Но чаще разговоры у них были совсем иные — простые, житейские, серьёзные, порой высокомудрые (мудрствовал в основном Андрей), и если всё же касались плотского, греховного, то и тут обходилось без шутовства и скабрёзностей Андрея. Любил он поговорить об этом не только как прелюбодей, но и как философ.
47
...яко роса Ермонская, сходящая на горы Сионские — слова из Библии (Ветхий Завет; Пс. 132:3). Ермон (Хермон) — гора в Северной Палестине. Сион — гора на юго-западе Иерусалима. Когда Давид взял крепость, расположенную на этой горе, расширил и застроил её, Сион сделался городом Давидовым и столицей Иудеи. Позже Сион — название Иерусалима как земного пребывания Бога.
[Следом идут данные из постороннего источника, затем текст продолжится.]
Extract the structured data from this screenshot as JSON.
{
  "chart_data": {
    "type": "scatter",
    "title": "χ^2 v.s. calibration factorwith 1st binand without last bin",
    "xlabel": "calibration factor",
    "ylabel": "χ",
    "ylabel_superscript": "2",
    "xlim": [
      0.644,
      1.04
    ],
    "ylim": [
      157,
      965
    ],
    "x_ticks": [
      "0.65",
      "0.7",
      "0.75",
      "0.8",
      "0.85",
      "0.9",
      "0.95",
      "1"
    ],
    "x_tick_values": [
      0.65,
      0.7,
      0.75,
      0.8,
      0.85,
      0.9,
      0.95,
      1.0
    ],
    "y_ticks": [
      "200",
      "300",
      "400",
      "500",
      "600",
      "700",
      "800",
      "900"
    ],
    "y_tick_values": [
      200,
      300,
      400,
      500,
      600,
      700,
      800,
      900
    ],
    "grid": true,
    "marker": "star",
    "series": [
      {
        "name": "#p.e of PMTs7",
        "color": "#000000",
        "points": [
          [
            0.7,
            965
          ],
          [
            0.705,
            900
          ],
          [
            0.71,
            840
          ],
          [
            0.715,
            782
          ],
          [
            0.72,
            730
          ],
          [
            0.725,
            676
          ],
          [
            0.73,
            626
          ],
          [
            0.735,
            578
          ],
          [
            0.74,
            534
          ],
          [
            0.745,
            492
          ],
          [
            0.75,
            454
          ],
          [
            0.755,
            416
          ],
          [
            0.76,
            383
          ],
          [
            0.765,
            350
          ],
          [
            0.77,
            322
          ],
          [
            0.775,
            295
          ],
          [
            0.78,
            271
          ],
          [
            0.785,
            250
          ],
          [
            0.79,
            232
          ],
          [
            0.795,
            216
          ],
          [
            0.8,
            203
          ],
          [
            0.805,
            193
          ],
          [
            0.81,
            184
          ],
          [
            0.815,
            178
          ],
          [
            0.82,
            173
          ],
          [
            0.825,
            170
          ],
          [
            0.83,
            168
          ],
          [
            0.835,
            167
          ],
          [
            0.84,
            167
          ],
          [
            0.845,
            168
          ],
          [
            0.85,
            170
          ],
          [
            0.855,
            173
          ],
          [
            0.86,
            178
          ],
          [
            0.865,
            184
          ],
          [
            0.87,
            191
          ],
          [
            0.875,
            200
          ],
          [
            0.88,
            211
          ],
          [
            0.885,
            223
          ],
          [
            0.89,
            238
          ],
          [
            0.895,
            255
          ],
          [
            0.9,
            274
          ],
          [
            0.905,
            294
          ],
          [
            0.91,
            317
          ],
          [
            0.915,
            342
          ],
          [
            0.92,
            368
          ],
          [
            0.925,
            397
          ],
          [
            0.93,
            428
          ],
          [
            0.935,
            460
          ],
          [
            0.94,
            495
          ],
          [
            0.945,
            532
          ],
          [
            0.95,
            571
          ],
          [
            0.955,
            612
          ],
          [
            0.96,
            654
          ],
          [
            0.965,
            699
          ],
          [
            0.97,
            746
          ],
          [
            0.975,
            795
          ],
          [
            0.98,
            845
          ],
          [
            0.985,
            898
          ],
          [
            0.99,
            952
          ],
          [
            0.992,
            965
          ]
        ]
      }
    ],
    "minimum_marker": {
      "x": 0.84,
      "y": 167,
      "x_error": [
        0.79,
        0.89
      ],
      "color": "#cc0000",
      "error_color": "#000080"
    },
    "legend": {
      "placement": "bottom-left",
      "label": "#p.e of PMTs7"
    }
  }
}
Оседлав этого конька, он принимался доводить Владимиру, что плотский грех — то злая выдумка попов, а на самом деле никоторого греха в совокуплении с женщиной нет и быть не может, понеже сам Вседержитель, сам Бог Отец, решив родить сына своего, Иисуса Христа, сошёл духом своим на женщину — пусть на самую достойную, но на женщину! Всевышний не усмотрел в ней ничего дурного и нечистого, иначе не наполнил бы её чрево своим животворящим духом! А попы мнят себя прозорливей и добродетельней самого Бога и квохчут со всех амвонов, что женщина — исчадие ада.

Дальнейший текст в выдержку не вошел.